Mais elle aimait la Grèce malgré tout. Elle en aimait l’héritage, le relief et le climat. C’était un des endroits les plus beaux sur Terre, selon elle, et elle appréciait toujours s’y retrouver, malgré tout. Cette fois-ci, ceci dit, elle était bien trop préoccupée pour s’épancher sur les îles et ports qu’elle survolait. Arthur l’avait contactée un peu plus tôt, et même via message, il lui avait semblé que son ton était différent. Quelque chose le travaillait, et cela la travaillait elle aussi, par procuration. Que venait-il faire en Grèce ? Il lui avait dit avoir besoin d’elle en tant que guide mais n’avait pas été plus loin dans ses explications, alors Diana ne pouvait que se demander.
Evidemment elle ne venait pas juste par curiosité, loin de là. Arthur avait appelé, et elle répondait. Tout comme il le ferait si les rôles avaient été inversés. Ils se connaissaient depuis bien trop longtemps, s’étaient battus côte à côte bien trop de fois pour que les choses en soient autrement. Il était inutile de se torturer l’esprit à essayer d’avoir le dernier mot, Arthur lui expliquerait tout une fois qu’elle l’aurait retrouvé.
Et elle le retrouva facilement.
Diana reposa les pieds à terre sur les pierres chauffées par le soleil impardonnable qui brillait au-dessus du Cap Sounion. Elle se tenait au centre du temple de Poséidon qui avait aidé à la popularité de la région. Un temple défraîchi, que les années avaient ravagé sans pour autant le priver de sa grandeur et de sa beauté. Même au milieu de telles ruines, même en sachant pertinemment que Poséidon n’était plus, à cause de la folie de Lex Luthor, Diana sentait… Oui, elle sentait le divin. Le sacré. Elle ferma brièvement les yeux pour s’imprégner quelques instants de l’atmosphère si particulière de l’endroit.
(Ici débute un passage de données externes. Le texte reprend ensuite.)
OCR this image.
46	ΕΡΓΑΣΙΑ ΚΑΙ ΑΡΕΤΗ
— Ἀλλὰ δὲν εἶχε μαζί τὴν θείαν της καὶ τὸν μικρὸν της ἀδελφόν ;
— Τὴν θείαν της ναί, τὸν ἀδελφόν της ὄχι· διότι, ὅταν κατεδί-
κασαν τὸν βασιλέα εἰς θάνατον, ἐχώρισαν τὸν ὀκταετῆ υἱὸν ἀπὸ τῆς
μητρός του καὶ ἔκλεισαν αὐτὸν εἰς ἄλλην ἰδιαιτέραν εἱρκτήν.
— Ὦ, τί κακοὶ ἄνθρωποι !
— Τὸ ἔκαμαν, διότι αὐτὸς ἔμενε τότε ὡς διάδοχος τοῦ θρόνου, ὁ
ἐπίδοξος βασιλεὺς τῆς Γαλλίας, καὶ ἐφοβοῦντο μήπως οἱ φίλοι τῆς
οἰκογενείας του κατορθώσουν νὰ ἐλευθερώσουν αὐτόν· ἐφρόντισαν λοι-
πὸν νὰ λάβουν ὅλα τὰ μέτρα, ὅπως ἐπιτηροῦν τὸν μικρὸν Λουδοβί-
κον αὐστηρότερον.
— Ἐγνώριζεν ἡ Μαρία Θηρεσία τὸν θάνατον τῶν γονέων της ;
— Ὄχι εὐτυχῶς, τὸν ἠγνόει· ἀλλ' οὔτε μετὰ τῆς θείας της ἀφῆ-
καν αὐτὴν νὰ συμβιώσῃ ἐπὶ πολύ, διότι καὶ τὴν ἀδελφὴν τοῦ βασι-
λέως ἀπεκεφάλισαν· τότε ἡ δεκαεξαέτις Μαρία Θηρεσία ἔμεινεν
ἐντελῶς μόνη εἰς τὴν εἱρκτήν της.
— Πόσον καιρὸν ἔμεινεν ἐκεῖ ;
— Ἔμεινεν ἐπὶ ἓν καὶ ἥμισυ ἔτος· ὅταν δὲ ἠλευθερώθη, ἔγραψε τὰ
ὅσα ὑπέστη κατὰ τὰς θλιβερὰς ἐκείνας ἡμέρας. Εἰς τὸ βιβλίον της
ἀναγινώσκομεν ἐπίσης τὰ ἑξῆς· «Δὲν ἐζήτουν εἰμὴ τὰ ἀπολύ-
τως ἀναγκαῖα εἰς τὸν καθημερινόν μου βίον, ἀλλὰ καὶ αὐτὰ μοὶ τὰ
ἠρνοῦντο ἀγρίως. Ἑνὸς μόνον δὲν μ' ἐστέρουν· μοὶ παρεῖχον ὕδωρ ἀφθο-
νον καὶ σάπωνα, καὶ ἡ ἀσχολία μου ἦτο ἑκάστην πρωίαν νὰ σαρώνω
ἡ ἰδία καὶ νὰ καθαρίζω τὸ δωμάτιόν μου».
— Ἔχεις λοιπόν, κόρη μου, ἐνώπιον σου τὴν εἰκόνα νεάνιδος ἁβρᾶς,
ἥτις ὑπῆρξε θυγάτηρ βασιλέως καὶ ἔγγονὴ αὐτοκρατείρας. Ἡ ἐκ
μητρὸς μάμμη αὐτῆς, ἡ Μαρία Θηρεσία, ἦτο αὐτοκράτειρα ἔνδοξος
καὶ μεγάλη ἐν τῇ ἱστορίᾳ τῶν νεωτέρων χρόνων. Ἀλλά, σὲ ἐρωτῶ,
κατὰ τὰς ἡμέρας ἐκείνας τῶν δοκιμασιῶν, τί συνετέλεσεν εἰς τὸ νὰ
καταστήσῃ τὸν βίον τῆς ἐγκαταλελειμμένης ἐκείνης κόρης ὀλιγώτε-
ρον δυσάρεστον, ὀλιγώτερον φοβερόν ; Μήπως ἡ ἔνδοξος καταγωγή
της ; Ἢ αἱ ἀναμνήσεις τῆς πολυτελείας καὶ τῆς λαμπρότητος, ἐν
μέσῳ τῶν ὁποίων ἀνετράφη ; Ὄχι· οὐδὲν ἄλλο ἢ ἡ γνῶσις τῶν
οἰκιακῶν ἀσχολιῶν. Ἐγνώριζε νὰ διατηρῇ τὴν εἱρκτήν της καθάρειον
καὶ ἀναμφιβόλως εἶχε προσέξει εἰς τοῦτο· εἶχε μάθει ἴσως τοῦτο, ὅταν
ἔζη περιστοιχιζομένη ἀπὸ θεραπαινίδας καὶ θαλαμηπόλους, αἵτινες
Quand elle les rouvrit, se fut pour se diriger vers l’entrée du temple, et vers Arthur qu’elle y avait repéré.
« C’est magnifique, n’est-ce pas ? » lui dit-elle en guise de salut.
Elle le rejoignit rapidement, en quelques enjambées, et l’enlaça.
« Je suis contente de voir, mon ami, » souffla-t-elle avant de s’écarter tout en gardant ses mains sur les épaules d’Arthur. Elle le dévisagea, le regard acéré et pointilleux, à la recherche du moindre indice. « Que se passe-t-il ? »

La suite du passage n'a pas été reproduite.